7. Ter zitting heeft eiser benadrukt dat hij al een formele aanvraag voor een omgevings-vergunning voor een mantelzorgwoning bij verweerder heeft ingediend en dat hij daarvoor zelfs leges heeft betaald. Daarvan blijkt uit het dossier evenwel niets. Indien en voor zover dat al anders zou zijn, dan laat dat onverlet dat -zoals reeds aangegeven- in het thans voorliggende geschil uitsluitend de vraag voorligt of verweerder het bezwaar gericht tegen de email van 12 juli 2018 op goede gronden kennelijk niet ontvankelijk heeft verklaard. Zoals ter zitting ook besproken, acht de voorzieningenrechter het raadzaam dat eiser alsnog een formele aanvraag indient (tenzij hij aan verweerder kan laten zien dat dit al is geschied).

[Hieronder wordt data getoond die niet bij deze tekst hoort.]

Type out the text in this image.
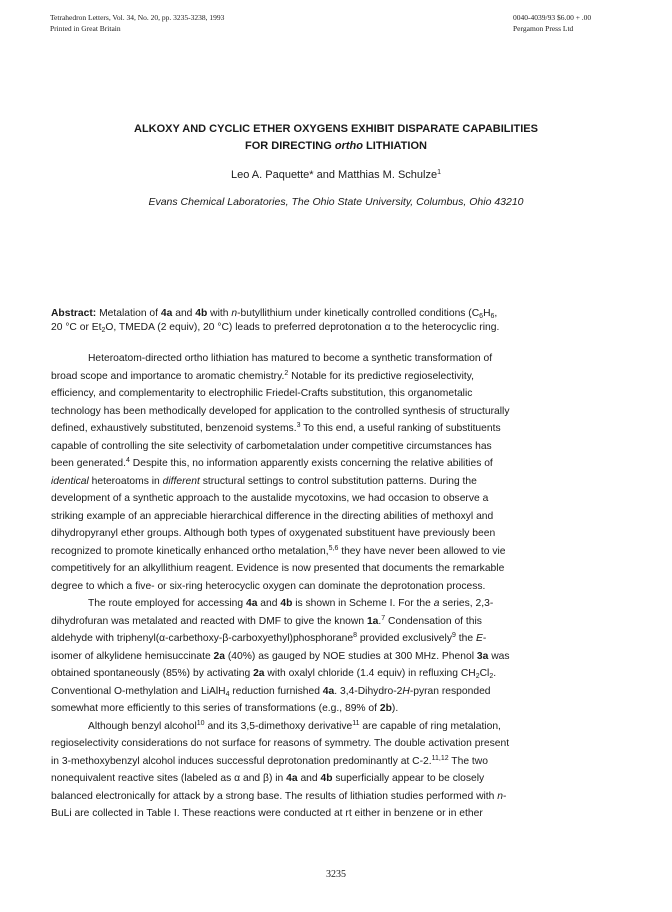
Tetrahedron Letters, Vol. 34, No. 20, pp. 3235-3238, 1993
Printed in Great Britain
0040-4039/93 $6.00 + .00
Pergamon Press Ltd
ALKOXY AND CYCLIC ETHER OXYGENS EXHIBIT DISPARATE CAPABILITIES
FOR DIRECTING ortho LITHIATION
Leo A. Paquette* and Matthias M. Schulze$^1$
Evans Chemical Laboratories, The Ohio State University, Columbus, Ohio 43210
Abstract: Metalation of 4a and 4b with n-butyllithium under kinetically controlled conditions ($C_6H_6$,
20 °C or $Et_2O$, TMEDA (2 equiv), 20 °C) leads to preferred deprotonation α to the heterocyclic ring.
Heteroatom-directed ortho lithiation has matured to become a synthetic transformation of
broad scope and importance to aromatic chemistry.$^2$ Notable for its predictive regioselectivity,
efficiency, and complementarity to electrophilic Friedel-Crafts substitution, this organometalic
technology has been methodically developed for application to the controlled synthesis of structurally
defined, exhaustively substituted, benzenoid systems.$^3$ To this end, a useful ranking of substituents
capable of controlling the site selectivity of carbometalation under competitive circumstances has
been generated.$^4$ Despite this, no information apparently exists concerning the relative abilities of
identical heteroatoms in different structural settings to control substitution patterns. During the
development of a synthetic approach to the austalide mycotoxins, we had occasion to observe a
striking example of an appreciable hierarchical difference in the directing abilities of methoxyl and
dihydropyranyl ether groups. Although both types of oxygenated substituent have previously been
recognized to promote kinetically enhanced ortho metalation,$^{5,6}$ they have never been allowed to vie
competitively for an alkyllithium reagent. Evidence is now presented that documents the remarkable
degree to which a five- or six-ring heterocyclic oxygen can dominate the deprotonation process.
The route employed for accessing 4a and 4b is shown in Scheme I. For the a series, 2,3-
dihydrofuran was metalated and reacted with DMF to give the known 1a.$^7$ Condensation of this
aldehyde with triphenyl(α-carbethoxy-β-carboxyethyl)phosphorane$^8$ provided exclusively$^9$ the E-
isomer of alkylidene hemisuccinate 2a (40%) as gauged by NOE studies at 300 MHz. Phenol 3a was
obtained spontaneously (85%) by activating 2a with oxalyl chloride (1.4 equiv) in refluxing $CH_2Cl_2$.
Conventional O-methylation and LiAlH$_4$ reduction furnished 4a. 3,4-Dihydro-2H-pyran responded
somewhat more efficiently to this series of transformations (e.g., 89% of 2b).
Although benzyl alcohol$^{10}$ and its 3,5-dimethoxy derivative$^{11}$ are capable of ring metalation,
regioselectivity considerations do not surface for reasons of symmetry. The double activation present
in 3-methoxybenzyl alcohol induces successful deprotonation predominantly at C-2.$^{11,12}$ The two
nonequivalent reactive sites (labeled as α and β) in 4a and 4b superficially appear to be closely
balanced electronically for attack by a strong base. The results of lithiation studies performed with n-
BuLi are collected in Table I. These reactions were conducted at rt either in benzene or in ether
3235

8. Het beroep is ongegrond. Het verzoek om een voorlopige voorziening wordt afgewezen. Voor een proceskostenveroordeling bestaat geen aanleiding.

Beslissing

De voorzieningenrechter:
  • verklaart het beroep ongegrond;
  • wijst het verzoek om voorlopige voorziening af.

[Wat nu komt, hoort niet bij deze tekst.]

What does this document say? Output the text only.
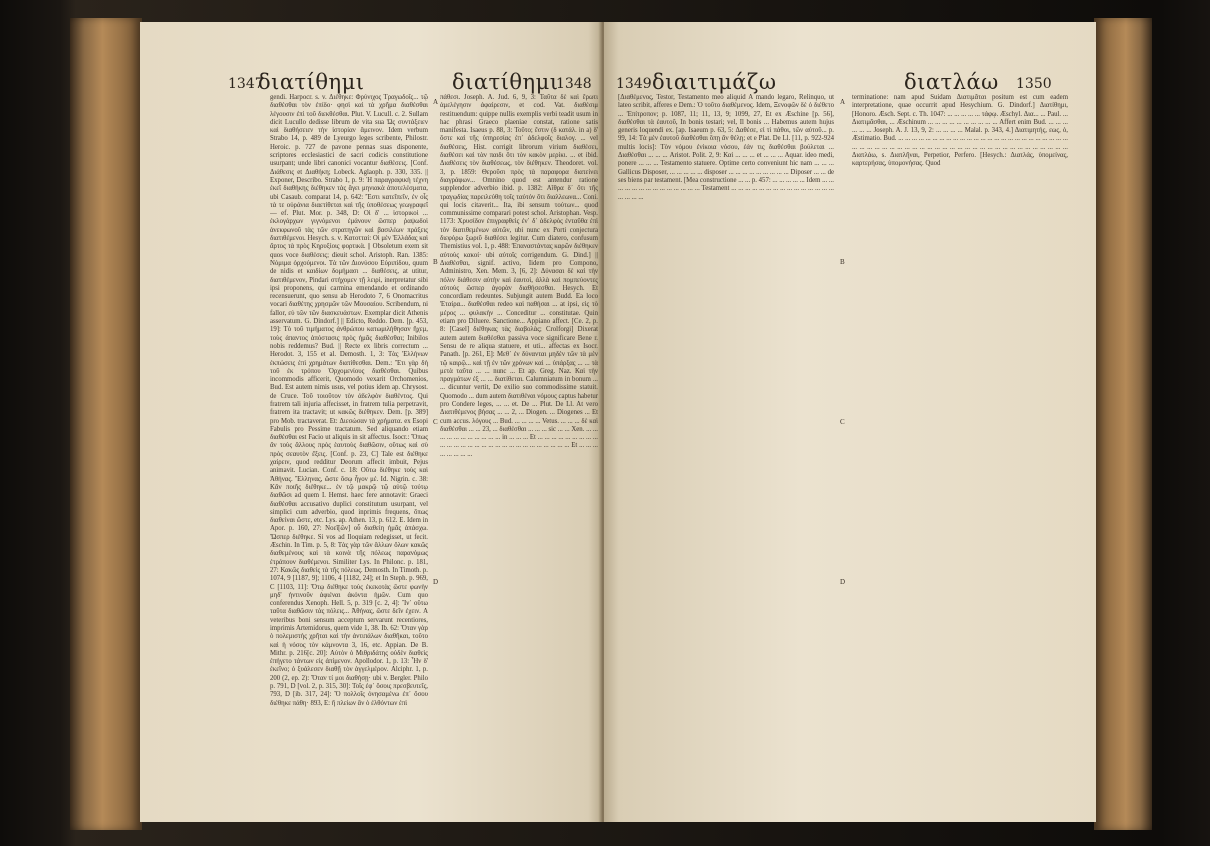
1347
διατίθημι	διατίθημι
1348
gendi. Harpocr. s. v. Διέθηκε: Φρύνιχος Τραγωδοῖς... τῷ διαθέσθαι τὸν ἐπίδο· φησὶ καὶ τὰ χρῆμα διαθέσθαι λέγουσιν ἐπὶ τοῦ διεκθέσθαι. Plut. V. Lucull. c. 2. Sullam dicit Lucullo dedisse librum de vita sua Ὡς συντάξειεν καὶ διαθήσειεν τὴν ἱστορίαν ἄμεινον. Idem verbum Strabo 14, p. 489 de Lyeurgo leges scribente, Philostr. Heroic. p. 727 de pavone pennas suas disponente, scriptores ecclesiastici de sacri codicis constitutione usurpant; unde libri canonici vocantur διαθέσεις. [Conf. Διάθεσις et Διαθήκη; Lobeck. Aglaoph. p. 330, 335. || Exponer, Describo. Strabo 1, p. 9: Ἡ παραγραφικὴ τέχνη ἐκεῖ διαθήκης διέθηκεν τὰς ἄγει μηνιακὰ ἀποτελέσματα, ubi Casaub. comparat 14, p. 642: Ἔστι κατεῖπεῖν, ἐν οἷς τὰ τε οὐράνια διαετίθεται καὶ τῆς ὑποθέσεως γεωγραφεῖ — ef. Plut. Mor. p. 348, D: Οἱ δ' ... ἱστορικοὶ ... ἐκλογάρχων γιγνόμενοι ἐμάνουν ὥσπερ ῥαψωδοὶ ἀνεκφωνοῦ τὰς τῶν στρατηγῶν καὶ βασιλέων πράξεις διατιθέμενοι. Hesych. s. v. Κατοτταί: Οἱ μὲν Ἑλλάδας καὶ ἄρτος τὰ πρὸς Κηρυξίοις φορτικὰ. || Obsoletum exem sit quos voce διαθέσεις; dieuit schol. Aristoph. Ran. 1385: Νόμιμα ὀρχούμενοι. Tὰ τῶν Διονύσου Εὐριπίδου, quum de nidis et καιδίων δομήμασι ... διαθέσεις, at utitur, διατιθέμενον, Pindari στήχομεν τῇ λειρί, inerpretatur sibi ipsi proponens, qui carmina emendando et ordinando recensuerunt, quo sensu ab Herodoto 7, 6 Onomacritus vocari διαθέτης χρησμῶν τῶν Μουσαίου. Scribendum, ni fallor, εὐ τῶν τῶν διασκευάστων. Exemplar dicit Athenis asservatum. G. Dindorf.] || Edicto, Reddo. Dem. [p. 453, 19]: Τὸ τοῦ τιμήματος ἀνθρώπου κατωμιλήθησαν ἤχεμ, τοὺς ἀπαντος ἀπόστασις πρὸς ἡμᾶς διαθέσθαι; Inibilos nobis reddemus? Bud. || Recte ex libris correctum ... Herodot. 3, 155 et al. Demosth. 1, 3: Τὰς Ἑλλήνων ἐκπώσεις ἐπὶ χρημάτων διατίθεσθαι. Dem.: Ἕτι γὰρ δὴ τοῦ ἐκ τρόπου Ὀρχομενίους διαθέσθαι. Quibus incommodis afficerit, Quomodo vexarit Orchomenios, Bud. Est autem nimis usus, vel potius idem ap. Chrysost. de Cruce. Τοῦ τοιοῦτον τὸν ἀδελφὸν διαθέντος. Qui fratrem tali injuria affecisset, in fratrem tulia perpetravit, fratrem ita tractavit; ut κακῶς διέθηκεν. Dem. [p. 389] pro Mob. tractaverat. Et: Διεσώσαν τὰ χρήματα. ex Esopi Fabulis pro Pessime tractatum. Sed aliquando etiam διαθέσθαι est Facio ut aliquis in sit affectus. Isocr.: Ὅπως ἂν τοὺς ἄλλους πρὸς ἑαυτοὺς διαθῶσιν, οὕτως καὶ σὺ πρὸς σεαυτὸν ἔξεις. [Conf. p. 23, C] Tale est διέθηκε χαίρειν, quod redditur Deorum affecit imbuit, Pejus animavit. Lucian. Conf. c. 18: Οὕτω διέθηκε τοὺς καὶ Ἀθήνας. Ἕλληνας, ὥστε ὅσῳ ἦγον μέ. Id. Nigrin. c. 38: Κἂν ποιῆς διέθηκε... ἐν τῷ μακρῷ τῷ αὐτῷ τούτῳ διαθῶσι ad quem I. Hemst. haec fere annotavit: Graeci διαθέσθαι accusativo duplici constitutum usurpant, vel simplici cum adverbio, quod inprimis frequens, ὅπως διαθείναι ὥστε, etc. Lys. ap. Athen. 13, p. 612. E. Idem in Apor. p. 160, 27: Νοεῖ[ῶν] οὗ διαθείη ἡμᾶς ἀπάσχω. Ὥσπερ διέθηκε. Si vos ad Iloquiam redegisset, ut fecit. Æschin. In Tim. p. 5, 8: Τὰς γὰρ τῶν ἄλλων ὅλων κακῶς διαθεμένους καὶ τὰ κοινὰ τῆς πόλεως παρανόμως ἐτράπουν διαθέμενοι. Similiter Lys. In Philonc. p. 181, 27: Κακῶς διαθεὶς τὰ τῆς πόλεως. Demosth. In Timoth. p. 1074, 9 [1187, 9]; 1106, 4 [1182, 24]; et In Steph. p. 969, C [1103, 11]: Ὅτῳ διέθηκε τοὺς ἐκεκοτὰς ὥστε φωνὴν μηδ' ἡντινοῦν ἀφιέναι ἀκόντα ἡμῶν. Cum quo conferendus Xenoph. Hell. 5, p. 319 [c. 2, 4]: Ἵν᾽ οὕτω ταῦτα διαθῶσιν τὰς πόλεις... Ἀθήνας, ὥστε δεῖν ἐχειν. A veteribus boni sensum acceptum servarunt recentiores, imprimis Artemidorus, quem vide 1, 38. Ib. 62: Ὅταν γὰρ ὁ πολεμιστὴς χρῆται καὶ τὴν ἀντιπάλων διαθῆκαι, τοῦτο καὶ ἡ νόσος τὸν κάμνοντα 3, 16, etc. Appian. De B. Mithr. p. 216[c. 20]: Αὐτὸν ὁ Μιθριδάτης οὐδὲν διαθεὶς ἐπήγετο τάντων εἰς ἀπίμενον. Apollodor. 1, p. 13: Ἦν δ' ἐκεῖνο; ὁ ξυάλεσεν διαθῇ τὸν ἀγγελμέρον. Alciphr. 1, p. 200 (2, ep. 2): Ὅταν τί μοι διαθήσῃ· ubi v. Bergler. Philo p. 791, D [vol. 2, p. 315, 30]: Τοῖς ἐφ᾽ ὅσοις πρεσβευτεῖς, 793, D [ib. 317, 24]: Ὅ πολλοῖς ὀνησαμένω ἐπ᾽ ὅσου διέθηκε πάθη· 893, E: ἢ πλείων ἂν ὁ ἐλθόντων ἐπὶ
A
B
C
D
πάθεσι. Joseph. A. Jud. 6, 9, 3: Ταῦτα δὲ καὶ ἔρωτι ἀμελέγησιν ἀφαίρεσιν, et cod. Vat. διαθέσιμ restituendum: quippe nullis exemplis verbi teadit usum in hac phrasi Graeco plaeniae constat, ratione satis manifesta. Isaeus p. 88, 3: Τοῦτο; ἔστιν (δ κατάλ. in a) δ' ὅστε καὶ τῆς ὑπηρεσίας ἐπ᾽ ἀδελφοῖς διαλογ. ... vel διαθέσεις, Hist. corrigit librorum virium διαθέσει, διαθέσει καὶ τὰν παιδι ὃτι τὸν κακὸν μερίκι. ... et ibid. Διαθέσεις τὸν διαθέσεως, τὸν διέθηκεν. Theodoret. vol. 3, p. 1859: Θεροῦσι πρὸς τὰ παραφορα διατείνει διαγράφων... Omnino quod est antendur ratione supplendor adverbio ibid. p. 1382: Αἴθρα δ᾽ ὅτι τῆς τραγῳδίας παρειλεύθη τοῖς ταὐτόν ὅτι διαλλεωνα... Coni. qui locis citaverit... Ita, ibi sensum τούτων... quod communissime comparari potest schol. Aristophan. Vesp. 1173: Χρυσίδον ἐπιγραφθεὶς ἐν᾽ δ᾽ ἀδελφὸς ἐνταῦθα ἐπὶ τὸν διατιθεμένων αὐτῶν, ubi nunc ex Porti conjectura διεφόρω ξωριῦ διαθέσει legitur. Cum diatero, confusum Themistius vol. 1, p. 488: Ἐπαναστάντας καρῶν διέθηκεν αὐτοὺς κακοί· ubi αὐτοῖς corrigendum. G. Dind.] || Διαθέσθαι, signif. activo, Iidem pro Compono, Administro, Xen. Mem. 3, [6, 2]: Δύνασαι δὲ καὶ τὴν πόλιν διάθεσιν αὐτὴν καὶ ἑαυτοὶ, ἀλλὰ καὶ πομπεύοντες αὐτοὺς ὥσπερ ἀγορὰν διαθήσεσθαι. Hesych. Et concordiam redeuntes. Subjungit autem Budd. Ea loco Ἐταίρα... διαθέσθαι redeo καὶ παθήσαι ... at ipsi, εἰς τὸ μέρος ... φυλακὴν ... Conceditur ... constitutae. Quin etiam pro Diluere. Sanctione... Appiano affect. [Ce. 2, p. 8: [Casel] διέθηκας τὰς διαβολὰς; Crolforgi] Dixerat autem autem διαθέσθαι passiva voce significare Bene r. Sensu de re aliqua statuere, et uti... affectas ex Isocr. Panath. [p. 261, E]: Μεθ᾽ ἐν δύνανται μηδὲν τῶν τὰ μὲν τῷ καιρῷ... καὶ τῇ ἐν τῶν χρόνων καὶ ... ὑπάρξας ... ... τὰ μετὰ ταῦτα ... ... nunc ... Et ap. Greg. Naz. Καὶ τὴν πραγμάτων ἐξ ... ... διατίθεται. Calumniatum in bonum ... ... dicuntur vertit, De exilio suo commodissime statuit. Quomodo ... dum autem διατιθέναι νόμους captus habetur pro Condere leges, ... ... et. De ... Plut. De Ll. At vero Διατιθέμενος βήσας ... ... 2, ... Diogen. ... Diogenes ... Et cum accus. λόγους ... Bud. ... ... ... ... Vetus. ... ... ... δὲ καὶ διαθέσθαι ... ... 23, ... διαθέσθαι ... ... ... sic ... ... Xen. ... ... ... ... ... ... ... ... ... ... ... in ... ... ... Et ... ... ... ... ... ... ... ... ... ... ... ... ... ... ... ... ... ... ... ... ... ... ... ... ... ... ... ... Et ... ... ... ... ... ... ... ...
1349 διαιτιμάζω	διατλάω 1350
[Διαθέμενος, Testor, Testamento meo aliquid A mando legaro, Relinquo, ut lateo scribit, afferes e Dem.: Ὁ τοῦτο διαθέμενος. Idem, Ξενοφῶν δὲ ὁ διέθετο ... Ἐπίτροπον; p. 1087, 11; 11, 13, 9; 1099, 27, Et ex Æschine [p. 56], διαθέσθαι τὰ ἑαυτοῦ, In bonis testari; vel, Il bonis ... Habemus autem hujus generis loquendi ex. [ap. Isaeum p. 63, 5: Δαθέσε, εἰ τὶ πάθοι, τῶν αὐτοῦ... p. 99, 14: Τὰ μὲν ἑαυτοῦ διαθέσθαι ὅπῃ ἂν θέλῃ; et e Plat. De Ll. [11, p. 922-924 multis locis]: Τὸν νόμου ἐνίκοια νόσου, ἐάν τις διαθέσθαι βούλεται ... Διαθέσθαι ... ... ... Aristot. Polit. 2, 9: Καὶ ... ... ... et ... ... ... Aquar. ideo medi, ponere ... ... ... Testamento statuere. Optime certo conveniunt hic nam ... ... ... Gallicus Disposer, ... ... ... ... ... disposer ... ... ... ... ... ... ... ... ... Diposer ... ... de ses biens par testament. [Mea constructione ... ... p. 457: ... ... ... ... ... Idem ... ... ... ... ... ... ... ... ... ... ... ... ... ... Testament ... ... ... ... ... ... ... ... ... ... ... ... ... ... ... ... ... ... ...
A
B
C
D
terminatione: nam apud Suidam Διατιμᾶται positum est cum eadem interpretatione, quae occurrit apud Hesychium. G. Dindorf.] Διατίθημι, [Honoro. Æsch. Sept. c. Th. 1047: ... ... ... ... ... τάφῳ. Æschyl. Δια... ... Paul. ... Διατιμᾶσθαι, ... Æschinum ... ... ... ... ... ... ... ... ... ... Affert enim Bud. ... ... ... ... ... ... Joseph. A. J. 13, 9, 2: ... ... ... ... Malal. p. 343, 4.] Διατιμητής, εως, ὁ, Æstimatio. Bud. ... ... ... ... ... ... ... ... ... ... ... ... ... ... ... ... ... ... ... ... ... ... ... ... ... ... ... ... ... ... ... ... ... ... ... ... ... ... ... ... ... ... ... ... ... ... ... ... ... ... ... ... ... ... Διατλάω, s. Διατλῆναι, Perpetior, Perfero. [Hesych.: Διατλάς, ὑπομείνας, καρτερήσας, ὑπομονήσας. Quod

Deze uitspraak is gedaan door mr. drs. J.H.A.C. Everaerts, voorzieningenrechter, in aanwezigheid van mr. J. Poggemeier, griffier. De beslissing is in het openbaar uitgesproken op 24 februari 2019.

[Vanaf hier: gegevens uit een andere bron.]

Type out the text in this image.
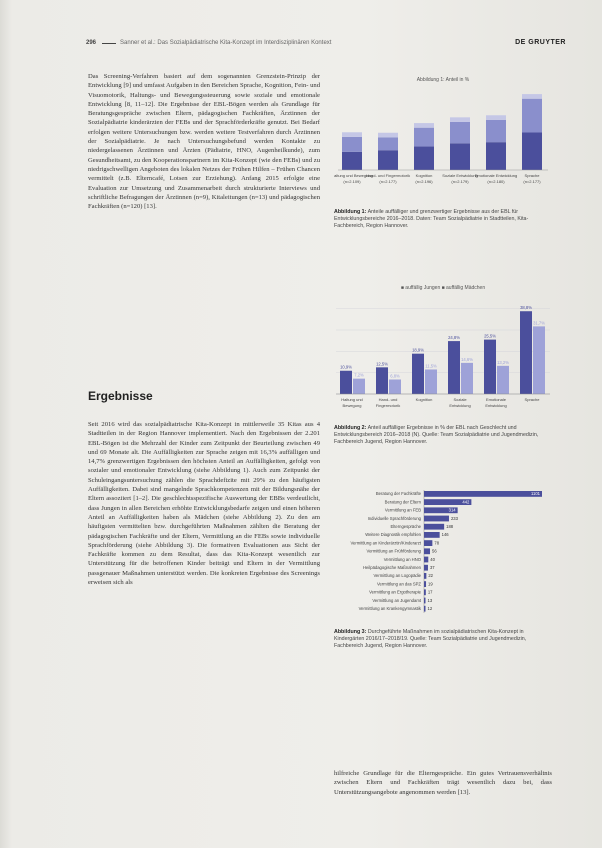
296	Sanner et al.: Das Sozialpädiatrische Kita-Konzept im Interdisziplinären Kontext	DE GRUYTER

Das Screening-Verfahren basiert auf dem sogenannten Grenzstein-Prinzip der Entwicklung [9] und umfasst Aufgaben in den Bereichen Sprache, Kognition, Fein- und Visuomotorik, Haltungs- und Bewegungssteuerung sowie soziale und emotionale Entwicklung [8, 11–12]. Die Ergebnisse der EBL-Bögen werden als Grundlage für Beratungsgespräche zwischen Eltern, pädagogischen Fachkräften, Ärztinnen der Sozialpädiatrie kinderärzten der FEBs und der Sprachförderkräfte genutzt. Bei Bedarf erfolgen weitere Untersuchungen bzw. werden weitere Testverfahren durch Ärztinnen der Sozialpädiatrie. Je nach Untersuchungsbefund werden Kontakte zu niedergelassenen Ärztinnen und Ärzten (Pädiatrie, HNO, Augenheilkunde), zum Gesundheitsamt, zu den Kooperationspartnern im Kita-Konzept (wie den FEBs) und zu niedrigschwelligen Angeboten des lokalen Netzes der Frühen Hilfen – Frühen Chancen vermittelt (z.B. Elterncafé, Lotsen zur Erziehung). Anfang 2015 erfolgte eine Evaluation zur Umsetzung und Zusammenarbeit durch strukturierte Interviews und schriftliche Befragungen der Ärztinnen (n=9), Kitaleitungen (n=13) und pädagogischen Fachkräften (n=120) [13].

Ergebnisse

Seit 2016 wird das sozialpädiatrische Kita-Konzept in mittlerweile 35 Kitas aus 4 Stadtteilen in der Region Hannover implementiert. Nach den Ergebnissen der 2.201 EBL-Bögen ist die Mehrzahl der Kinder zum Zeitpunkt der Beurteilung zwischen 49 und 69 Monate alt. Die Auffälligkeiten zur Sprache zeigen mit 16,3% auffälligen und 14,7% grenzwertigen Ergebnissen den höchsten Anteil an Auffälligkeiten, gefolgt von sozialer und emotionaler Entwicklung (siehe Abbildung 1). Auch zum Zeitpunkt der Schuleingangsuntersuchung zählen die Sprachdefizite mit 29% zu den häufigsten Auffälligkeiten. Dabei sind mangelnde Sprachkompetenzen mit der Bildungsnähe der Eltern assoziiert [1–2]. Die geschlechtsspezifische Auswertung der EBBs verdeutlicht, dass Jungen in allen Bereichen erhöhte Entwicklungsbedarfe zeigen und einen höheren Anteil an Auffälligkeiten haben als Mädchen (siehe Abbildung 2). Zu den am häufigsten vermittelten bzw. durchgeführten Maßnahmen zählten die Beratung der pädagogischen Fachkräfte und der Eltern, Vermittlung an die FEBs sowie individuelle Sprachförderung (siehe Abbildung 3). Die formativen Evaluationen aus Sicht der Fachkräfte kommen zu dem Resultat, dass das Kita-Konzept wesentlich zur Unterstützung für die betroffenen Kinder beiträgt und Eltern in der Vermittlung passgenauer Maßnahmen unterstützt werden. Die konkreten Ergebnisse des Screenings erweisen sich als

Abbildung 1: Anteil in %
Haltung und Bewegung
(n=2.109)
Hand- und Fingermotorik
(n=2.177)
Kognition
(n=2.196)
Soziale Entwicklung
(n=2.179)
Emotionale Entwicklung
(n=2.180)
Sprache
(n=2.177)

Abbildung 1: Anteile auffälliger und grenzwertiger Ergebnisse aus der EBL für Entwicklungsbereiche 2016–2018. Daten: Team Sozialpädiatrie in Stadtteilen, Kita-Fachbereich, Region Hannover.

■ auffällig Jungen ■ auffällig Mädchen
10,9%
7,2%
Haltung und
Bewegung
12,5%
6,8%
Hand- und
Fingermotorik
18,9%
11,5%
Kognition
24,8%
14,6%
Soziale
Entwicklung
25,5%
13,2%
Emotionale
Entwicklung
38,8%
31,7%
Sprache

Abbildung 2: Anteil auffälliger Ergebnisse in % der EBL nach Geschlecht und Entwicklungsbereich 2016–2018 (N). Quelle: Team Sozialpädiatrie und Jugendmedizin, Fachbereich Jugend, Region Hannover.

Beratung der Fachkräfte	1101
Beratung der Eltern	442
Vermittlung an FEB	314
Individuelle Sprachförderung	233
Elterngespräche	188
Weitere Diagnostik empfohlen	146
Vermittlung an Kinderärztin/Kinderarzt	78
Vermittlung an Frühförderung	56
Vermittlung an HNO 40
Heilpädagogische Maßnahmen 37
Vermittlung an Logopädie 22
Vermittlung an das SPZ 19
Vermittlung an Ergotherapie 17
Vermittlung an Jugendamt 13
Vermittlung an Krankengymnastik 12

Abbildung 3: Durchgeführte Maßnahmen im sozialpädiatrischen Kita-Konzept in Kindergärten 2016/17–2018/19. Quelle: Team Sozialpädiatrie und Jugendmedizin, Fachbereich Jugend, Region Hannover.

hilfreiche Grundlage für die Elterngespräche. Ein gutes Vertrauensverhältnis zwischen Eltern und Fachkräften trägt wesentlich dazu bei, dass Unterstützungsangebote angenommen werden [13].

griffier voorzieningenrechter
Afschrift verzonden aan partijen op:

Rechtsmiddel

Tegen deze uitspraak kan voor zover daarbij is beslist op het beroep binnen zes weken na de dag van verzending daarvan hoger beroep worden ingesteld bij de Afdeling bestuursrechtspraak van de Raad van State. Als hoger beroep is ingesteld, kan bij de voorzieningenrechter van de hogerberoepsrechter worden verzocht om het treffen van een voorlopige voorziening.